RAG (updating)
Writing a blog post to record experiences and optimization ideas for RAG (Retrieve-and-Generate architecture) that is currently being used in the team, which is an early preview. Let’s start by discussing why we chose to use RAG.
Why RAG ?
After the popularity of large models, some companies found that their existing large models could not answer some company-specific content. As a result, they created knowledge bases tailored to large models, using internal corporate background knowledge to enhance the ability of large models to provide personalized answers.
However, this raises issues of information leakage. As a result, most companies opt for private deployment models to solve this problem, which is what we call enterprise knowledge graphs with private deployment.
If without RAG, LLM is only knowledge source
Without RAG | With RAG |
---|---|
Hallucination | Source data reference |
Outdated info | Latest info |
Knowledge blind spot | Covers all search engine information |
Doesn’t cover my data | Covers my / public data |
RAG Paradigm
Retrieval-Augmented Generation for Large Language Models: A Survey (click me to view the paper)
Using Naive RAG
AKA Retrieve-then-read Architecture
The most classic RAG structure steps are as follows: Establish index –> Retrieve –> LLM Combining Generate Information to Answer Questions
- Establish Index
- Generally, this step is performed offline.
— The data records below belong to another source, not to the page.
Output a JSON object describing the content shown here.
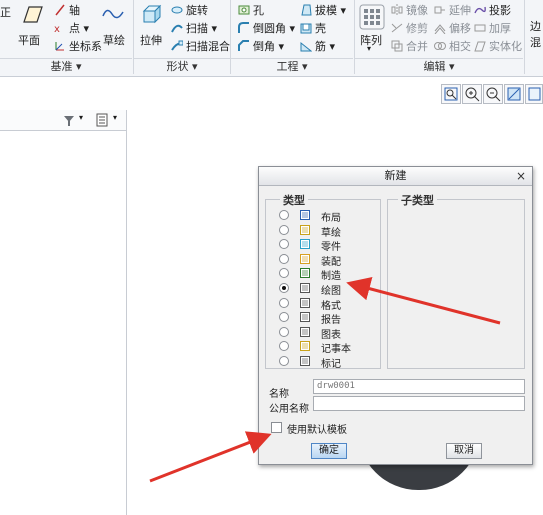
{
  "ribbon": {
    "items": {
      "zheng": "正",
      "plane": "平面",
      "axis": "轴",
      "point": "点",
      "coord": "坐标系",
      "sketch": "草绘",
      "extrude": "拉伸",
      "revolve": "旋转",
      "sweep": "扫描",
      "swept_blend": "扫描混合",
      "hole": "孔",
      "round": "倒圆角",
      "chamfer": "倒角",
      "draft": "拔模",
      "shell": "壳",
      "rib": "筋",
      "pattern": "阵列",
      "mirror": "镜像",
      "merge": "合并",
      "trim": "修剪",
      "offset": "偏移",
      "intersect": "相交",
      "extend": "延伸",
      "project": "投影",
      "thicken": "加厚",
      "solidify": "实体化",
      "edge1": "边",
      "edge2": "混"
    },
    "groups": {
      "datum": "基准",
      "shapes": "形状",
      "engineering": "工程",
      "editing": "编辑"
    }
  },
  "dialog": {
    "title": "新建",
    "close": "×",
    "type_legend": "类型",
    "subtype_legend": "子类型",
    "types": [
      {
        "label": "布局",
        "icon": "layout-icon",
        "selected": false
      },
      {
        "label": "草绘",
        "icon": "sketch-icon",
        "selected": false
      },
      {
        "label": "零件",
        "icon": "part-icon",
        "selected": false
      },
      {
        "label": "装配",
        "icon": "assembly-icon",
        "selected": false
      },
      {
        "label": "制造",
        "icon": "manufacturing-icon",
        "selected": false
      },
      {
        "label": "绘图",
        "icon": "drawing-icon",
        "selected": true
      },
      {
        "label": "格式",
        "icon": "format-icon",
        "selected": false
      },
      {
        "label": "报告",
        "icon": "report-icon",
        "selected": false
      },
      {
        "label": "图表",
        "icon": "diagram-icon",
        "selected": false
      },
      {
        "label": "记事本",
        "icon": "notebook-icon",
        "selected": false
      },
      {
        "label": "标记",
        "icon": "markup-icon",
        "selected": false
      }
    ],
    "name_label": "名称",
    "name_value": "drw0001",
    "common_name_label": "公用名称",
    "common_name_value": "",
    "use_default_template": "使用默认模板",
    "ok": "确定",
    "cancel": "取消"
  },
  "colors": {
    "annotation_arrow": "#e0332a",
    "ok_button": "#b9d6f2"
  }
}
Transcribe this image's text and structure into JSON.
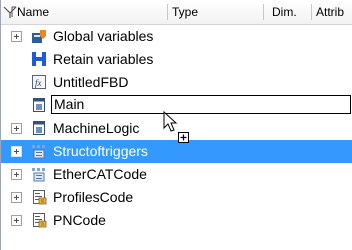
{
  "columns": [
    {
      "label": "Name"
    },
    {
      "label": "Type"
    },
    {
      "label": "Dim."
    },
    {
      "label": "Attrib"
    }
  ],
  "tree": [
    {
      "label": "Global variables",
      "icon": "global-variables-icon",
      "expandable": true
    },
    {
      "label": "Retain variables",
      "icon": "retain-variables-icon",
      "expandable": false
    },
    {
      "label": "UntitledFBD",
      "icon": "fbd-program-icon",
      "expandable": false
    },
    {
      "label": "Main",
      "icon": "program-icon",
      "expandable": false,
      "editing": true
    },
    {
      "label": "MachineLogic",
      "icon": "program-icon",
      "expandable": true
    },
    {
      "label": "Structoftriggers",
      "icon": "struct-icon",
      "expandable": true,
      "selected": true
    },
    {
      "label": "EtherCATCode",
      "icon": "struct-icon",
      "expandable": true
    },
    {
      "label": "ProfilesCode",
      "icon": "code-icon",
      "expandable": true
    },
    {
      "label": "PNCode",
      "icon": "code-icon",
      "expandable": true
    }
  ],
  "colors": {
    "selection": "#3399ff",
    "header": "#f1f1f1"
  }
}
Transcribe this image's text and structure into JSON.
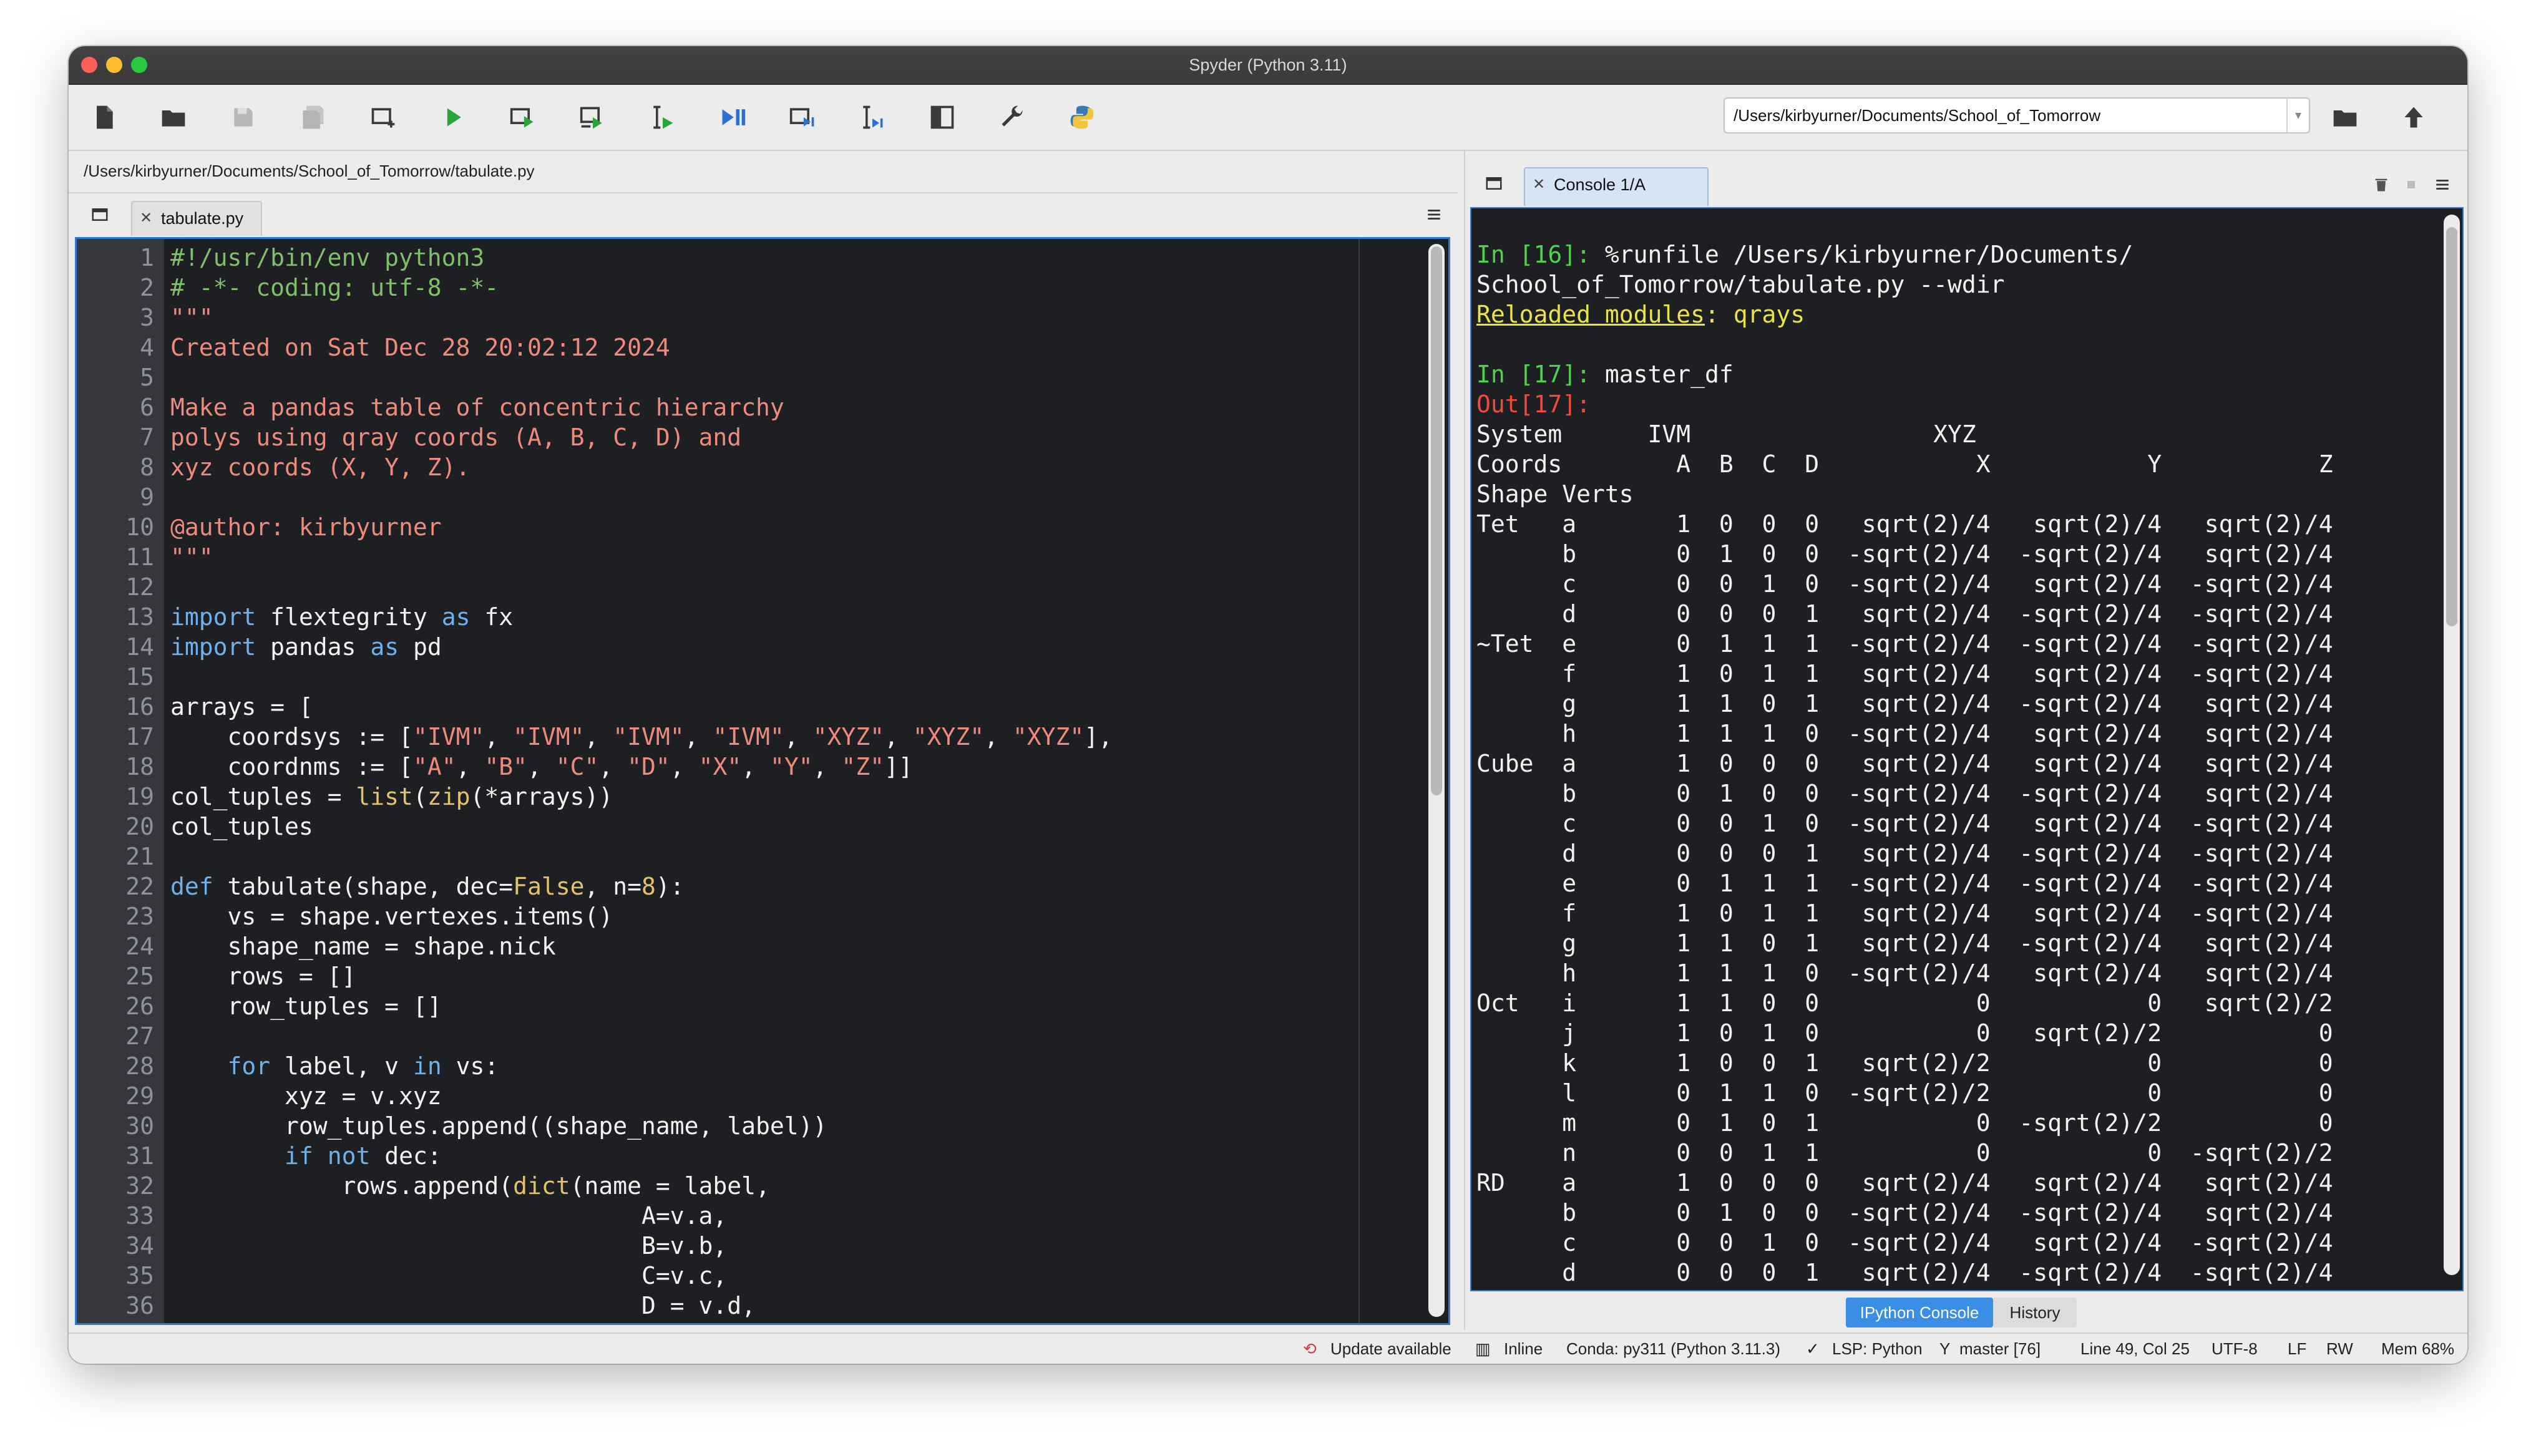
{
  "window": {
    "title": "Spyder (Python 3.11)"
  },
  "toolbar": {
    "working_dir": "/Users/kirbyurner/Documents/School_of_Tomorrow",
    "icons": [
      "new-file-icon",
      "open-file-icon",
      "save-icon",
      "save-all-icon",
      "new-cell-icon",
      "run-icon",
      "run-cell-icon",
      "run-cell-advance-icon",
      "run-selection-icon",
      "debug-icon",
      "debug-cell-icon",
      "debug-selection-icon",
      "maximize-pane-icon",
      "preferences-icon",
      "python-path-icon"
    ]
  },
  "editor": {
    "file_path": "/Users/kirbyurner/Documents/School_of_Tomorrow/tabulate.py",
    "tab_label": "tabulate.py",
    "line_numbers": [
      "1",
      "2",
      "3",
      "4",
      "5",
      "6",
      "7",
      "8",
      "9",
      "10",
      "11",
      "12",
      "13",
      "14",
      "15",
      "16",
      "17",
      "18",
      "19",
      "20",
      "21",
      "22",
      "23",
      "24",
      "25",
      "26",
      "27",
      "28",
      "29",
      "30",
      "31",
      "32",
      "33",
      "34",
      "35",
      "36"
    ],
    "lines": [
      [
        {
          "t": "#!/usr/bin/env python3",
          "c": "comment"
        }
      ],
      [
        {
          "t": "# -*- coding: utf-8 -*-",
          "c": "comment"
        }
      ],
      [
        {
          "t": "\"\"\"",
          "c": "str"
        }
      ],
      [
        {
          "t": "Created on Sat Dec 28 20:02:12 2024",
          "c": "str"
        }
      ],
      [
        {
          "t": "",
          "c": ""
        }
      ],
      [
        {
          "t": "Make a pandas table of concentric hierarchy",
          "c": "str"
        }
      ],
      [
        {
          "t": "polys using qray coords (A, B, C, D) and",
          "c": "str"
        }
      ],
      [
        {
          "t": "xyz coords (X, Y, Z).",
          "c": "str"
        }
      ],
      [
        {
          "t": "",
          "c": ""
        }
      ],
      [
        {
          "t": "@author: kirbyurner",
          "c": "str"
        }
      ],
      [
        {
          "t": "\"\"\"",
          "c": "str"
        }
      ],
      [
        {
          "t": "",
          "c": ""
        }
      ],
      [
        {
          "t": "import",
          "c": "kw"
        },
        {
          "t": " flextegrity ",
          "c": ""
        },
        {
          "t": "as",
          "c": "kw"
        },
        {
          "t": " fx",
          "c": ""
        }
      ],
      [
        {
          "t": "import",
          "c": "kw"
        },
        {
          "t": " pandas ",
          "c": ""
        },
        {
          "t": "as",
          "c": "kw"
        },
        {
          "t": " pd",
          "c": ""
        }
      ],
      [
        {
          "t": "",
          "c": ""
        }
      ],
      [
        {
          "t": "arrays = [",
          "c": ""
        }
      ],
      [
        {
          "t": "    coordsys := [",
          "c": ""
        },
        {
          "t": "\"IVM\"",
          "c": "str"
        },
        {
          "t": ", ",
          "c": ""
        },
        {
          "t": "\"IVM\"",
          "c": "str"
        },
        {
          "t": ", ",
          "c": ""
        },
        {
          "t": "\"IVM\"",
          "c": "str"
        },
        {
          "t": ", ",
          "c": ""
        },
        {
          "t": "\"IVM\"",
          "c": "str"
        },
        {
          "t": ", ",
          "c": ""
        },
        {
          "t": "\"XYZ\"",
          "c": "str"
        },
        {
          "t": ", ",
          "c": ""
        },
        {
          "t": "\"XYZ\"",
          "c": "str"
        },
        {
          "t": ", ",
          "c": ""
        },
        {
          "t": "\"XYZ\"",
          "c": "str"
        },
        {
          "t": "],",
          "c": ""
        }
      ],
      [
        {
          "t": "    coordnms := [",
          "c": ""
        },
        {
          "t": "\"A\"",
          "c": "str"
        },
        {
          "t": ", ",
          "c": ""
        },
        {
          "t": "\"B\"",
          "c": "str"
        },
        {
          "t": ", ",
          "c": ""
        },
        {
          "t": "\"C\"",
          "c": "str"
        },
        {
          "t": ", ",
          "c": ""
        },
        {
          "t": "\"D\"",
          "c": "str"
        },
        {
          "t": ", ",
          "c": ""
        },
        {
          "t": "\"X\"",
          "c": "str"
        },
        {
          "t": ", ",
          "c": ""
        },
        {
          "t": "\"Y\"",
          "c": "str"
        },
        {
          "t": ", ",
          "c": ""
        },
        {
          "t": "\"Z\"",
          "c": "str"
        },
        {
          "t": "]]",
          "c": ""
        }
      ],
      [
        {
          "t": "col_tuples = ",
          "c": ""
        },
        {
          "t": "list",
          "c": "bi"
        },
        {
          "t": "(",
          "c": ""
        },
        {
          "t": "zip",
          "c": "bi"
        },
        {
          "t": "(*arrays))",
          "c": ""
        }
      ],
      [
        {
          "t": "col_tuples",
          "c": ""
        }
      ],
      [
        {
          "t": "",
          "c": ""
        }
      ],
      [
        {
          "t": "def",
          "c": "kw"
        },
        {
          "t": " tabulate(shape, dec=",
          "c": ""
        },
        {
          "t": "False",
          "c": "bi"
        },
        {
          "t": ", n=",
          "c": ""
        },
        {
          "t": "8",
          "c": "num"
        },
        {
          "t": "):",
          "c": ""
        }
      ],
      [
        {
          "t": "    vs = shape.vertexes.items()",
          "c": ""
        }
      ],
      [
        {
          "t": "    shape_name = shape.nick",
          "c": ""
        }
      ],
      [
        {
          "t": "    rows = []",
          "c": ""
        }
      ],
      [
        {
          "t": "    row_tuples = []",
          "c": ""
        }
      ],
      [
        {
          "t": "",
          "c": ""
        }
      ],
      [
        {
          "t": "    ",
          "c": ""
        },
        {
          "t": "for",
          "c": "kw"
        },
        {
          "t": " label, v ",
          "c": ""
        },
        {
          "t": "in",
          "c": "kw"
        },
        {
          "t": " vs:",
          "c": ""
        }
      ],
      [
        {
          "t": "        xyz = v.xyz",
          "c": ""
        }
      ],
      [
        {
          "t": "        row_tuples.append((shape_name, label))",
          "c": ""
        }
      ],
      [
        {
          "t": "        ",
          "c": ""
        },
        {
          "t": "if",
          "c": "kw"
        },
        {
          "t": " ",
          "c": ""
        },
        {
          "t": "not",
          "c": "kw"
        },
        {
          "t": " dec:",
          "c": ""
        }
      ],
      [
        {
          "t": "            rows.append(",
          "c": ""
        },
        {
          "t": "dict",
          "c": "bi"
        },
        {
          "t": "(name = label,",
          "c": ""
        }
      ],
      [
        {
          "t": "                                 A=v.a,",
          "c": ""
        }
      ],
      [
        {
          "t": "                                 B=v.b,",
          "c": ""
        }
      ],
      [
        {
          "t": "                                 C=v.c,",
          "c": ""
        }
      ],
      [
        {
          "t": "                                 D = v.d,",
          "c": ""
        }
      ]
    ]
  },
  "console": {
    "tab_label": "Console 1/A",
    "lines": [
      [
        {
          "t": "In [16]: ",
          "c": "in"
        },
        {
          "t": "%runfile /Users/kirbyurner/Documents/",
          "c": ""
        }
      ],
      [
        {
          "t": "School_of_Tomorrow/tabulate.py --wdir",
          "c": ""
        }
      ],
      [
        {
          "t": "Reloaded modules",
          "c": "rel-u"
        },
        {
          "t": ": qrays",
          "c": "rel"
        }
      ],
      [
        {
          "t": "",
          "c": ""
        }
      ],
      [
        {
          "t": "In [17]: ",
          "c": "in"
        },
        {
          "t": "master_df",
          "c": ""
        }
      ],
      [
        {
          "t": "Out[17]:",
          "c": "out"
        }
      ],
      [
        {
          "t": "System      IVM                 XYZ",
          "c": ""
        }
      ],
      [
        {
          "t": "Coords        A  B  C  D           X           Y           Z",
          "c": ""
        }
      ],
      [
        {
          "t": "Shape Verts",
          "c": ""
        }
      ],
      [
        {
          "t": "Tet   a       1  0  0  0   sqrt(2)/4   sqrt(2)/4   sqrt(2)/4",
          "c": ""
        }
      ],
      [
        {
          "t": "      b       0  1  0  0  -sqrt(2)/4  -sqrt(2)/4   sqrt(2)/4",
          "c": ""
        }
      ],
      [
        {
          "t": "      c       0  0  1  0  -sqrt(2)/4   sqrt(2)/4  -sqrt(2)/4",
          "c": ""
        }
      ],
      [
        {
          "t": "      d       0  0  0  1   sqrt(2)/4  -sqrt(2)/4  -sqrt(2)/4",
          "c": ""
        }
      ],
      [
        {
          "t": "~Tet  e       0  1  1  1  -sqrt(2)/4  -sqrt(2)/4  -sqrt(2)/4",
          "c": ""
        }
      ],
      [
        {
          "t": "      f       1  0  1  1   sqrt(2)/4   sqrt(2)/4  -sqrt(2)/4",
          "c": ""
        }
      ],
      [
        {
          "t": "      g       1  1  0  1   sqrt(2)/4  -sqrt(2)/4   sqrt(2)/4",
          "c": ""
        }
      ],
      [
        {
          "t": "      h       1  1  1  0  -sqrt(2)/4   sqrt(2)/4   sqrt(2)/4",
          "c": ""
        }
      ],
      [
        {
          "t": "Cube  a       1  0  0  0   sqrt(2)/4   sqrt(2)/4   sqrt(2)/4",
          "c": ""
        }
      ],
      [
        {
          "t": "      b       0  1  0  0  -sqrt(2)/4  -sqrt(2)/4   sqrt(2)/4",
          "c": ""
        }
      ],
      [
        {
          "t": "      c       0  0  1  0  -sqrt(2)/4   sqrt(2)/4  -sqrt(2)/4",
          "c": ""
        }
      ],
      [
        {
          "t": "      d       0  0  0  1   sqrt(2)/4  -sqrt(2)/4  -sqrt(2)/4",
          "c": ""
        }
      ],
      [
        {
          "t": "      e       0  1  1  1  -sqrt(2)/4  -sqrt(2)/4  -sqrt(2)/4",
          "c": ""
        }
      ],
      [
        {
          "t": "      f       1  0  1  1   sqrt(2)/4   sqrt(2)/4  -sqrt(2)/4",
          "c": ""
        }
      ],
      [
        {
          "t": "      g       1  1  0  1   sqrt(2)/4  -sqrt(2)/4   sqrt(2)/4",
          "c": ""
        }
      ],
      [
        {
          "t": "      h       1  1  1  0  -sqrt(2)/4   sqrt(2)/4   sqrt(2)/4",
          "c": ""
        }
      ],
      [
        {
          "t": "Oct   i       1  1  0  0           0           0   sqrt(2)/2",
          "c": ""
        }
      ],
      [
        {
          "t": "      j       1  0  1  0           0   sqrt(2)/2           0",
          "c": ""
        }
      ],
      [
        {
          "t": "      k       1  0  0  1   sqrt(2)/2           0           0",
          "c": ""
        }
      ],
      [
        {
          "t": "      l       0  1  1  0  -sqrt(2)/2           0           0",
          "c": ""
        }
      ],
      [
        {
          "t": "      m       0  1  0  1           0  -sqrt(2)/2           0",
          "c": ""
        }
      ],
      [
        {
          "t": "      n       0  0  1  1           0           0  -sqrt(2)/2",
          "c": ""
        }
      ],
      [
        {
          "t": "RD    a       1  0  0  0   sqrt(2)/4   sqrt(2)/4   sqrt(2)/4",
          "c": ""
        }
      ],
      [
        {
          "t": "      b       0  1  0  0  -sqrt(2)/4  -sqrt(2)/4   sqrt(2)/4",
          "c": ""
        }
      ],
      [
        {
          "t": "      c       0  0  1  0  -sqrt(2)/4   sqrt(2)/4  -sqrt(2)/4",
          "c": ""
        }
      ],
      [
        {
          "t": "      d       0  0  0  1   sqrt(2)/4  -sqrt(2)/4  -sqrt(2)/4",
          "c": ""
        }
      ]
    ],
    "bottom_tabs": [
      "IPython Console",
      "History"
    ]
  },
  "status": {
    "update": "Update available",
    "inline": "Inline",
    "conda": "Conda: py311 (Python 3.11.3)",
    "lsp": "LSP: Python",
    "git": "master [76]",
    "position": "Line 49, Col 25",
    "encoding": "UTF-8",
    "eol": "LF",
    "mode": "RW",
    "mem": "Mem 68%"
  },
  "colors": {
    "close": "#fe5f57",
    "minimize": "#febc2e",
    "zoom": "#28c840",
    "accent": "#2e7bd6",
    "editor_bg": "#1e1f22"
  }
}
The document data is cleaned and divided into chunks, and an embedding model is used to generate vectors to create an index (which is then stored in a database)
- Retrieve
- Once the KB is established, user could submit a query, we will use the previous embedding model to generate a vector and perform similarity matching with the KB. Select the top k similar results as the enhancement information for the current question.
- Combine LLM
- Based on the above information, generate a prompt and combine it with the LLM to answer the user’s query.
See more details are as follows:
1 | Local Documents ---> Unstructed Loader --> Text ---> Text Splitter ---> Text Chunks |
However, such a structure never quite meets expectations and is prone to “garbage in, garbage out.” What’s wrong?
- Unable to efficiently match with KB. Possible reasons:
- Inefficient queries: whether intentional or unintentional, users may submit queries containing a lot of irrelevant information or fail to highlight their core concerns, causing the topic to deviate.
- When establishing the index, unable to retrieve core knowledge
- LLM’s well-known problems:
- Unable to retrieve relevant knowledge or low-quality knowledge leads to hallucinations - self-generated text that is meaningless in RAG.
- LLM can only reproduce KB information and cannot add more insightful or comprehensive information.
Build Advanced RAG
Preprocessing
Storage
PostgreSQL + pgvetcor
One of the most common ways to store and search over unstructured data is to embed it and store the resulting embedding vectors, and then at query time to embed the unstructured query and retrieve the embedding vectors that are ‘most similar’ to the embedded query. A vector store takes care of storing embedded data and performing vector search for you.
Parser Augmentation
The success of RAG implementation hinges on whether the document interpretation meets expectations. Only by thoroughly extracting and interpreting the information within documents can a high-performance knowledge base be built to support LLMs. The first step, and arguably the most crucial one, is to optimize the document parsing process.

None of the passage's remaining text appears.